8. Bigger blankets are a plus
If you are a fan of Judge Judy, you probably understand how something petty can lead to a divorce. In some divorce cases, the fact that the couple fights every night over a blanket has been amongst the reasons to want to divorce. Couples wrestle for blanket dominance every night and it can easily get out of hand. Therefore, buying a larger blanket is advisable for a healthy relationship.
When you are single, the size of a blanket is never really a source of concern since only one person will be using it. When you are married, picking bigger blankets can resolve all the issues in your bedroom. There will always be one of you who hogs on the blanket at night. If you came home after having a bad day, this can really get on your nerves. As silly as this may sound, getting bigger blankets is always a good idea.
9. Their workplace becomes yours too
If you and your spouse work it is normal for you to want to share as much as you can about your individual places of work. Since you are the person they get to see most, it is normal for your spouse to tell you everything that happens at work every day. If you think handling drama from your workplace is more than enough, marriage feels likes you’re working in two places at the same time. Once you’re married, you will learn everything about your spouse’s place of work.
You will know about the co-workers, favorite bosses, bad bosses, latest gossip and even when someone gets fired. Even so, this is very understandable because who else is your spouse supposed to talk to about their place of work. When you go to visit her at work, it often feels like you’re visiting your old place of work because you know everyone and everything that goes on in there.
10. Marriage is about tolerance
Once you get married, you get to see your spouse in a new light. Everything they used to do in their homes when single will continue to happen when you’re married. There are things you will conflict over. You will quickly realize that your spouse is not as keen on some things are you are. It is up to you to appreciate that this is the kind of person you settle for and not try to change them. Instead, learn to compromise. If you prefer it if they clean up after themselves, then let them know or learn to clean up after them.

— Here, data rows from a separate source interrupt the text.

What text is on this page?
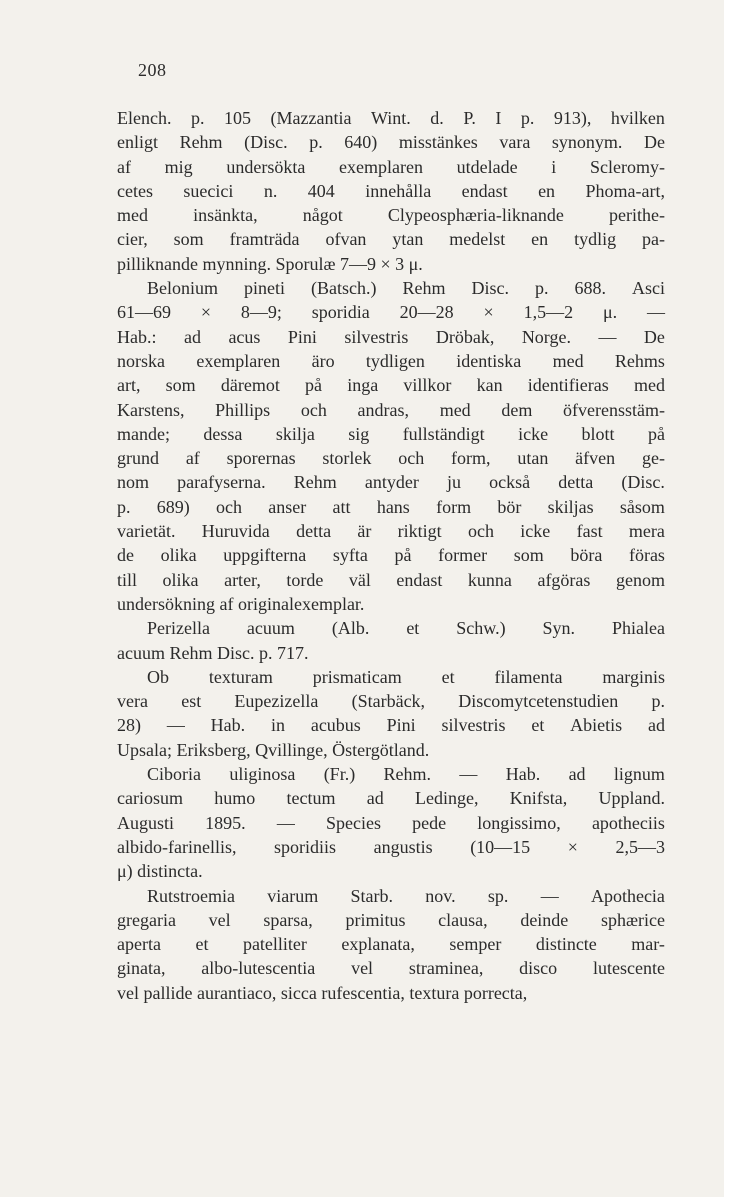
208
Elench. p. 105 (Mazzantia Wint. d. P. I p. 913), hvilken
enligt Rehm (Disc. p. 640) misstänkes vara synonym. De
af mig undersökta exemplaren utdelade i Scleromy-
cetes suecici n. 404 innehålla endast en Phoma-art,
med	insänkta,	något	Clypeosphæria-liknande	perithe-
cier, som framträda ofvan ytan medelst en tydlig pa-
pilliknande mynning. Sporulæ 7—9 × 3 μ.
Belonium pineti (Batsch.) Rehm Disc. p. 688. Asci
61—69 × 8—9; sporidia 20—28 × 1,5—2 μ. —
Hab.: ad acus Pini silvestris Dröbak, Norge. — De
norska exemplaren äro tydligen identiska med Rehms
art, som däremot på inga villkor kan identifieras med
Karstens, Phillips och andras, med dem öfverensstäm-
mande; dessa skilja sig fullständigt icke blott på
grund af sporernas storlek och form, utan äfven ge-
nom parafyserna. Rehm antyder ju också detta (Disc.
p. 689) och anser att hans form bör skiljas såsom
varietät. Huruvida detta är riktigt och icke fast mera
de olika uppgifterna syfta på former som böra föras
till olika arter, torde väl endast kunna afgöras genom
undersökning af originalexemplar.
Perizella acuum (Alb. et Schw.) Syn. Phialea
acuum Rehm Disc. p. 717.
Ob texturam prismaticam et filamenta marginis
vera est Eupezizella (Starbäck, Discomytcetenstudien p.
28) — Hab. in acubus Pini silvestris et Abietis ad
Upsala; Eriksberg, Qvillinge, Östergötland.
Ciboria uliginosa (Fr.) Rehm. — Hab. ad lignum
cariosum humo tectum ad Ledinge, Knifsta, Uppland.
Augusti 1895. — Species pede longissimo, apotheciis
albido-farinellis, sporidiis angustis (10—15 × 2,5—3
μ) distincta.
Rutstroemia viarum Starb. nov. sp. — Apothecia
gregaria vel sparsa, primitus clausa, deinde sphærice
aperta et patelliter explanata, semper distincte mar-
ginata, albo-lutescentia vel straminea, disco lutescente
vel pallide aurantiaco, sicca rufescentia, textura porrecta,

You also need to learn to tolerate some habits your spouse might have. Habits take a while to build and thus just because they got married won’t magically make the habits go away. Therefore, ask them to change and learn to tolerate some things just as you would like them to tolerate some of the things you do. Sometimes you may need to accept more than you bargained for. The idea that marriage is 50/50 is a myth. It is not possible to spend time calculating how much you have given in your marriage and whether or not you’re getting your fair share back.
There will be days you will be expected to give more to make up for the little your spouse is giving and vice versa. Anyone who has a successful marriage will tell you that most of it is about compromise and giving your best even on days when it feels as though your spouse is giving you a raw deal. There will be days you will give them a raw deal too and they will have no choice but to step up.